“ ‘Tell Calyste,’ said she in a low voice, ‘that my not seeing him is a matter of conscience and self-discipline, for I have permission; but I would rather not purchase the happiness of a few minutes with months of suffering! Oh, if you could only know how difficult I find it to answer when I am asked, “What are you thinking about?” The mistress of the novices can never understand the vastness and multiplicity of the ideas which rush through my brain like a whirlwind. Sometimes I see Italy once more, or Paris, with all their display, always with Calyste, who,’ she said with the poetic turn you know so well, ‘is the sun of my memory. I was too old to be admitted to the Carmelites, so I chose the Order of Saint Francis de Sales, solely because he said, “I will have you bareheaded instead of barefoot!” disapproving of such austerities as only mortify the body. In fact, the head is the sinner. The holy Bishop did well to make his rule stern to the brain and merciless to the will!—This was what I needed, for my mind is the real culprit; it deceived me as to my heart till the age of forty, when, though we are sometimes for a moment forty times happier than younger women, we are sometimes fifty times more wretched.—Well, my child, and are you happy?’ she ended by asking me, evidently glad to say no more about herself.
“ ‘You see me in a rapture of love and happiness,’ I told her.
“ ‘Calyste is as kind and genuine as he is noble and handsome,’ she said gravely. ‘You are my heiress; you have, besides my fortune, the twofold ideal of which I dreamed.—I am glad of what I have done,’ she added after a pause. ‘Now, my child, do not be blinded. You have easily grasped happiness, you had only to put out your hand; now try to keep it. If you had come here merely to carry away the advice of my experience, your journey would be well rewarded. Calyste at this moment is fired by an infection of passion; you did not inspire it. To make your happiness durable, dear child, strive to add this element to the former one. In your own interest and your husband’s, try to be capricious, coy, a little severe if necessary. I do not advise a spirit of odious calculation, nor tyranny, but the science of conduct. Between usury and extravagance there is economy. Learn to acquire a certain decent control of your husband.
“ ‘These are the last worldly words I shall ever speak; I have been waiting to say them to you, for my conscience quaked at the notion of having sacrificed you to save Calyste; attach him to you, give him children, let him respect you as their mother.—Finally,’ she added in an agitated voice, ‘manage that he shall never see Béatrix again!’
“This name was enough to produce a sort of torpor in us both; we remained looking into each other’s eyes, exchanging our vague sentiments of uneasiness.
“ ‘Are you going home to Guérande?’ she asked.
“ ‘Yes,’ said I.
“ ‘Well, never go to les Touches. I was wrong to give you the place.’
“ ‘Why?’
“ ‘Child, les Touches is for you a Bluebeard’s cupboard, for there is nothing so dangerous as rousing a sleeping passion.’
“I have given you the substance of our conversation, my dear mother. If Mademoiselle des Touches made me talk, on the other hand she gave me much to think about—all the more because in the excitement of our travels, and my happiness with my Calyste, I had forgotten the serious matter of which I spoke in my first letter.

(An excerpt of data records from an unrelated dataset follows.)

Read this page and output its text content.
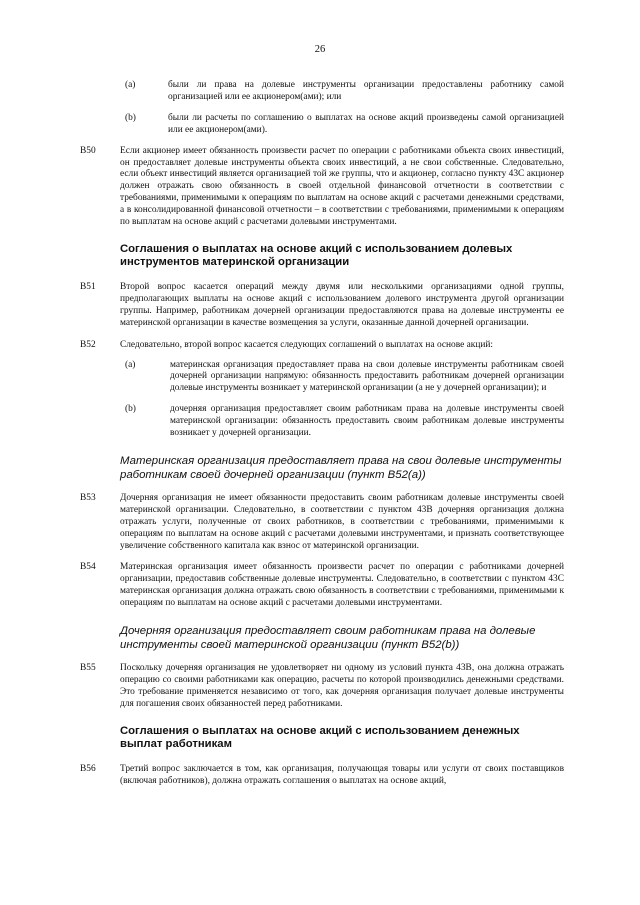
26
(a)	были ли права на долевые инструменты организации предоставлены работнику самой организацией или ее акционером(ами); или
(b)	были ли расчеты по соглашению о выплатах на основе акций произведены самой организацией или ее акционером(ами).
B50	Если акционер имеет обязанность произвести расчет по операции с работниками объекта своих инвестиций, он предоставляет долевые инструменты объекта своих инвестиций, а не свои собственные. Следовательно, если объект инвестиций является организацией той же группы, что и акционер, согласно пункту 43C акционер должен отражать свою обязанность в своей отдельной финансовой отчетности в соответствии с требованиями, применимыми к операциям по выплатам на основе акций с расчетами денежными средствами, а в консолидированной финансовой отчетности – в соответствии с требованиями, применимыми к операциям по выплатам на основе акций с расчетами долевыми инструментами.
Соглашения о выплатах на основе акций с использованием долевых инструментов материнской организации
B51	Второй вопрос касается операций между двумя или несколькими организациями одной группы, предполагающих выплаты на основе акций с использованием долевого инструмента другой организации группы. Например, работникам дочерней организации предоставляются права на долевые инструменты ее материнской организации в качестве возмещения за услуги, оказанные данной дочерней организации.
B52	Следовательно, второй вопрос касается следующих соглашений о выплатах на основе акций:
(a)	материнская организация предоставляет права на свои долевые инструменты работникам своей дочерней организации напрямую: обязанность предоставить работникам дочерней организации долевые инструменты возникает у материнской организации (а не у дочерней организации); и
(b)	дочерняя организация предоставляет своим работникам права на долевые инструменты своей материнской организации: обязанность предоставить своим работникам долевые инструменты возникает у дочерней организации.
Материнская организация предоставляет права на свои долевые инструменты работникам своей дочерней организации (пункт B52(a))
B53	Дочерняя организация не имеет обязанности предоставить своим работникам долевые инструменты своей материнской организации. Следовательно, в соответствии с пунктом 43B дочерняя организация должна отражать услуги, полученные от своих работников, в соответствии с требованиями, применимыми к операциям по выплатам на основе акций с расчетами долевыми инструментами, и признать соответствующее увеличение собственного капитала как взнос от материнской организации.
B54	Материнская организация имеет обязанность произвести расчет по операции с работниками дочерней организации, предоставив собственные долевые инструменты. Следовательно, в соответствии с пунктом 43C материнская организация должна отражать свою обязанность в соответствии с требованиями, применимыми к операциям по выплатам на основе акций с расчетами долевыми инструментами.
Дочерняя организация предоставляет своим работникам права на долевые инструменты своей материнской организации (пункт B52(b))
B55	Поскольку дочерняя организация не удовлетворяет ни одному из условий пункта 43B, она должна отражать операцию со своими работниками как операцию, расчеты по которой производились денежными средствами. Это требование применяется независимо от того, как дочерняя организация получает долевые инструменты для погашения своих обязанностей перед работниками.
Соглашения о выплатах на основе акций с использованием денежных выплат работникам
B56	Третий вопрос заключается в том, как организация, получающая товары или услуги от своих поставщиков (включая работников), должна отражать соглашения о выплатах на основе акций,
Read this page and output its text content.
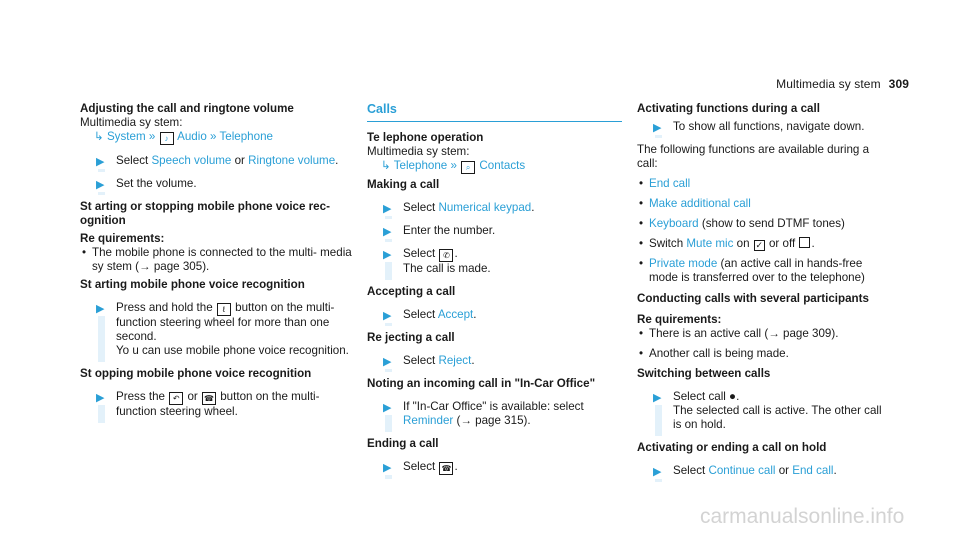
Multimedia sy stem 309
Adjusting the call and ringtone volume
Multimedia sy stem:
↳ System » ♪ Audio » Telephone
▶ Select Speech volume or Ringtone volume.
▶ Set the volume.
St arting or stopping mobile phone voice rec‐ ognition
Re quirements:
• The mobile phone is connected to the multi‐ media sy stem (→ page 305).
St arting mobile phone voice recognition
▶ Press and hold the ℓ button on the multi‐ function steering wheel for more than one second.
Yo u can use mobile phone voice recognition.
St opping mobile phone voice recognition
▶ Press the ↶ or ☎ button on the multi‐ function steering wheel.
Calls
Te lephone operation
Multimedia sy stem:
↳ Telephone » ⌕ Contacts
Making a call
▶ Select Numerical keypad.
▶ Enter the number.
▶ Select ✆ .
The call is made.
Accepting a call
▶ Select Accept.
Re jecting a call
▶ Select Reject.
Noting an incoming call in "In-Car Office"
▶ If "In-Car Office" is available: select
Reminder (→ page 315).
Ending a call
▶ Select ☎ .
Activating functions during a call
▶ To show all functions, navigate down.
The following functions are available during a call:
• End call
• Make additional call
• Keyboard (show to send DTMF tones)
• Switch Mute mic on ✓ or off .
• Private mode (an active call in hands-free mode is transferred over to the telephone)
Conducting calls with several participants
Re quirements:
• There is an active call (→ page 309).
• Another call is being made.
Switching between calls
▶ Select call ●.
The selected call is active. The other call is on hold.
Activating or ending a call on hold
▶ Select Continue call or End call.
carmanualsonline.info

“After admiring Nantes, a delightful and splendid city; after going to see, in the Place de Bretagne, the spot where Charette so nobly fell, we arranged to return to Saint-Nazaire down the Loire, since we had already gone from Nantes to Guérande by the road. Public traveling is an invention of the modern monster the Monopole. Two rather pretty women belonging to Nantes were behaving rather noisily on deck, suffering evidently from Kergarouëtism—a jest you will understand when I shall have told you what the Kergarouëts are. Calyste behaved very well. Like a true gentleman, he did not parade me as his wife. Though pleased by his good taste, like a child with his first drum, I thought this an admirable opportunity for practising the system recommended by Camille Maupin—for it was certainly not the novice that had spoken to me. I put on a little sulky face, and Calyste was very flatteringly distressed. In reply to his question, whispered in my ear, ‘What is the matter?’ I answered the truth:
“ ‘Nothing whatever.’
“And I could judge at once how little effect the truth has in the first instance. Falsehood is a decisive weapon in cases where rapidity is the only salvation for a woman or an empire. Calyste became very urgent, very anxious. I led him to the forepart of the boat, among a mass of ropes, and there, in a voice full of alarms, if not of tears, I told him all the woes and fears of a woman whose husband happens to be the handsomest of men.
“ ‘Oh, Calyste!’ said I, ‘there is one dreadful blot on our marriage. You did not love me! you did not choose me! You did not stand fixed like a statue when you saw me for the first time. My heart, my attachment, my tenderness cry out to you for affection, and some day you will punish me for having been the first to offer the treasure of my pure and involuntary girlish love! I ought to be grudging and capricious, but I have no strength for it against you.—If that odious woman who scorned you had been in my place now, you would not even have seen those two hideous provincial creatures who would be classed with cattle by the Paris octroi.’